Un sanctuaire dédié aux héroïnes
A l’entrée, les visiteurs sont accueillis par les regards inspirants de Awa Séni Camara, potière renommée, et de Shirly Jhonson, présidente charismatique, dont les portraits photographiques ouvrent le parcours. La salle du deuxième étage du MCN se transforme en un temple de la mémoire, où sculptures, masques traditionnels et toiles de maîtres à l’image de Soly Cissé ou Khalidou Kassé dialoguent avec les récits de ces femmes d’exception.
Parmi les visiteurs, des élèves, des familles et des touristes, tous émerveillés. « Nous découvrons des visages et des noms que l’histoire a ignorés. Ces femmes ont pourtant été des pionnières ! », s’exclame un étudiant, fasciné par les panneaux retraçant le parcours de scientifiques comme le Dr. Wangari Maathai (Kenyanne, Prix Nobel de la paix 2004) ou de politiciennes telles que Angela Davis, militante, féministe et pacifiste.
Abdallah Ly : “Donner aux femmes leur place”
Le directeur général du MCN, Mouhamed Abdallah Ly, a insisté sur la mission du musée : « Le MCN n’est plus un lieu élitiste. Il se veut inclusif, accessible à tous, pour sanctifier le rôle de ces femmes.
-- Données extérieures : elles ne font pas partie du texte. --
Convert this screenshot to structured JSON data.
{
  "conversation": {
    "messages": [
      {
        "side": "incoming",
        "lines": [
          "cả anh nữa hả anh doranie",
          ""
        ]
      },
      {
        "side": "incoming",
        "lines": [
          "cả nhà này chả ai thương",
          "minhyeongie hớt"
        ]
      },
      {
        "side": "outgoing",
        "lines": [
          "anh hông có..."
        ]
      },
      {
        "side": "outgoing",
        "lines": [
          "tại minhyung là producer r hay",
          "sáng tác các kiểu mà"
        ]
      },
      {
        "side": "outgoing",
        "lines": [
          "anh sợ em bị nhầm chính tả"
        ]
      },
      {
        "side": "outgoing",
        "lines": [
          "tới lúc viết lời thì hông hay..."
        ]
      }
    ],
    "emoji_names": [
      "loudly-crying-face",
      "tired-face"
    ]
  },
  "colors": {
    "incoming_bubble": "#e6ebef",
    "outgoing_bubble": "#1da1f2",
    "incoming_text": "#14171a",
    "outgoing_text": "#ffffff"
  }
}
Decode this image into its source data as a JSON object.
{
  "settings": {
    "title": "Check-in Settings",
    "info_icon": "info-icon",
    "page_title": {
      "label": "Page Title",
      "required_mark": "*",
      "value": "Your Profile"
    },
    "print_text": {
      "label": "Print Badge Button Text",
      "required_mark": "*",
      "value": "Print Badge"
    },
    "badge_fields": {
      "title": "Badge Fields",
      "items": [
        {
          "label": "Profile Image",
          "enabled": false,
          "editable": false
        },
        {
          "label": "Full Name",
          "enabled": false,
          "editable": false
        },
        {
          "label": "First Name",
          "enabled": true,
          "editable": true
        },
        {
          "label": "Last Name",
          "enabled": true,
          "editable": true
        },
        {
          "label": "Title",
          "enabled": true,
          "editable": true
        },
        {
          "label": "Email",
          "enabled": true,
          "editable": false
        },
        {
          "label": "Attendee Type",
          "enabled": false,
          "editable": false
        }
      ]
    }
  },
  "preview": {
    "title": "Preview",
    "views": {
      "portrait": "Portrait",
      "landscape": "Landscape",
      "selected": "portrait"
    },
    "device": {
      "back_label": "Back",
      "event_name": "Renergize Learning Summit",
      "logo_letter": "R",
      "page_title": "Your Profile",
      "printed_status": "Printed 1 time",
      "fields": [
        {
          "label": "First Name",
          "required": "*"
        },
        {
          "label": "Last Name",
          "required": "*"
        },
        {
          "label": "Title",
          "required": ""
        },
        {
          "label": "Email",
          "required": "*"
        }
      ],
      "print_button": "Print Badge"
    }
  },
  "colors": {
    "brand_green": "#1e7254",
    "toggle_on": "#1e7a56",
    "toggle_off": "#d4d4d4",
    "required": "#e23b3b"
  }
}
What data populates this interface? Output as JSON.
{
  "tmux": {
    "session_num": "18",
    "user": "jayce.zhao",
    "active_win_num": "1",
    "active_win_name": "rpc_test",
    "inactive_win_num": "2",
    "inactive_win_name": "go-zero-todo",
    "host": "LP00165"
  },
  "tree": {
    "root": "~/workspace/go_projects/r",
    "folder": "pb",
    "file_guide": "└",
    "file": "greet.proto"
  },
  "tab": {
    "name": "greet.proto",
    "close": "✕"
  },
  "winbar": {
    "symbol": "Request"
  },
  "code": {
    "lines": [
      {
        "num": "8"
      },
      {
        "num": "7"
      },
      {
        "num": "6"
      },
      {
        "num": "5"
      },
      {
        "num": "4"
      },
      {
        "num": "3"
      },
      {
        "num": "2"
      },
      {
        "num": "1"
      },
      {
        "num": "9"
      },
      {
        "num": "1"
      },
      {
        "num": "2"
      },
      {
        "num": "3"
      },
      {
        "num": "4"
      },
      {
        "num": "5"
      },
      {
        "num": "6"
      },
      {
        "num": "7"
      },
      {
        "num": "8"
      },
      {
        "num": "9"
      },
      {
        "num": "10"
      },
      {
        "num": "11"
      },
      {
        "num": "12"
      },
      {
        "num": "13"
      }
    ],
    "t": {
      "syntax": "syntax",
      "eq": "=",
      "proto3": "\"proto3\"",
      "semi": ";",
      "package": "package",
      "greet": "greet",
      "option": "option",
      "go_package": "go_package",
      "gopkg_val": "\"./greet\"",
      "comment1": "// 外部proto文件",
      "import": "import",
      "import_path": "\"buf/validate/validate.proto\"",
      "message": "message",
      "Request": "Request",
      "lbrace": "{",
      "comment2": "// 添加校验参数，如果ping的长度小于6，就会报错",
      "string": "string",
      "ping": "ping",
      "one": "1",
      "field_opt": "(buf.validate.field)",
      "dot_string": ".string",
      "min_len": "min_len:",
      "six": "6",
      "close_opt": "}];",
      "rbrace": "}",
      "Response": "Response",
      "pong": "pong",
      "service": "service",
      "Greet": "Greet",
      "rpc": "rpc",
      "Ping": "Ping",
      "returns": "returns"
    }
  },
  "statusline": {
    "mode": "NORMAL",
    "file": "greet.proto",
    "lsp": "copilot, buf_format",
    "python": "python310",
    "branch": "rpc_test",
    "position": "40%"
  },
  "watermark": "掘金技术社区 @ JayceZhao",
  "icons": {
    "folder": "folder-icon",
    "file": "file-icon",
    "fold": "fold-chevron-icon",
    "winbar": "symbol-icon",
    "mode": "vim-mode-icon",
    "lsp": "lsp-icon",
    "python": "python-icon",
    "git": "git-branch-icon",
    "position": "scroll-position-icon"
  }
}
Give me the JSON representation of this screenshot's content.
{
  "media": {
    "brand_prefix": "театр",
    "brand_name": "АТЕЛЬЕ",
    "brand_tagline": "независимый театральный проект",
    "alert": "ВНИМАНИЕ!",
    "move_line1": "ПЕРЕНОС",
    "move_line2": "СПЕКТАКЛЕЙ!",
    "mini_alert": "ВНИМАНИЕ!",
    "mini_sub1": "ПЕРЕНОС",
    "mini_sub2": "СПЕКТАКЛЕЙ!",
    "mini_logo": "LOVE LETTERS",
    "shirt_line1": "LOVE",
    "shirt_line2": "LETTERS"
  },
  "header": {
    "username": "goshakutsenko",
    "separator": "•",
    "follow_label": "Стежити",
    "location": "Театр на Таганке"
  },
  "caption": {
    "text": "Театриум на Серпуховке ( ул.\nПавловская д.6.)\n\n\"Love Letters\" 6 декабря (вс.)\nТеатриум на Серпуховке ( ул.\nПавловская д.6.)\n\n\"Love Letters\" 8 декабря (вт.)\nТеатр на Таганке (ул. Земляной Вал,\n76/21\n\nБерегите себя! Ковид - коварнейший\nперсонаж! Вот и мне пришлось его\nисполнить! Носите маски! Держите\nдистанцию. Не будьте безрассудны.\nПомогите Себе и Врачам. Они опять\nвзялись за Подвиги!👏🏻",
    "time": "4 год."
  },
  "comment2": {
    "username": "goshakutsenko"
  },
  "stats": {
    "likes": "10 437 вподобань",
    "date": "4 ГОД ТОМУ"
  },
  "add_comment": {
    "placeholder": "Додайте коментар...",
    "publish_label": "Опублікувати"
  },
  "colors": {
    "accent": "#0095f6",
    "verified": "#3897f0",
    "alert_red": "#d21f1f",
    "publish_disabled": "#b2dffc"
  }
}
Elles ne doivent pas tomber dans l’oubli. » Une ambition concrétisée par des tarifs adaptés (500 FCFA pour les étudiants) et des visites guidées enrichies d’anecdotes historiques.
En marge de l’exposition, la ministre congolaise de la Culture, accompagnée d’une délégation, a marqué son passage par un message dans le livre d’or, saluant « cette initiative panafricaine ». La projection du film « Les Femmes de l’Indépendance » de Diabou Bessane a précédé le vernissage, rappelant combien les luttes féminines ont été déterminantes dans les libérations africaines.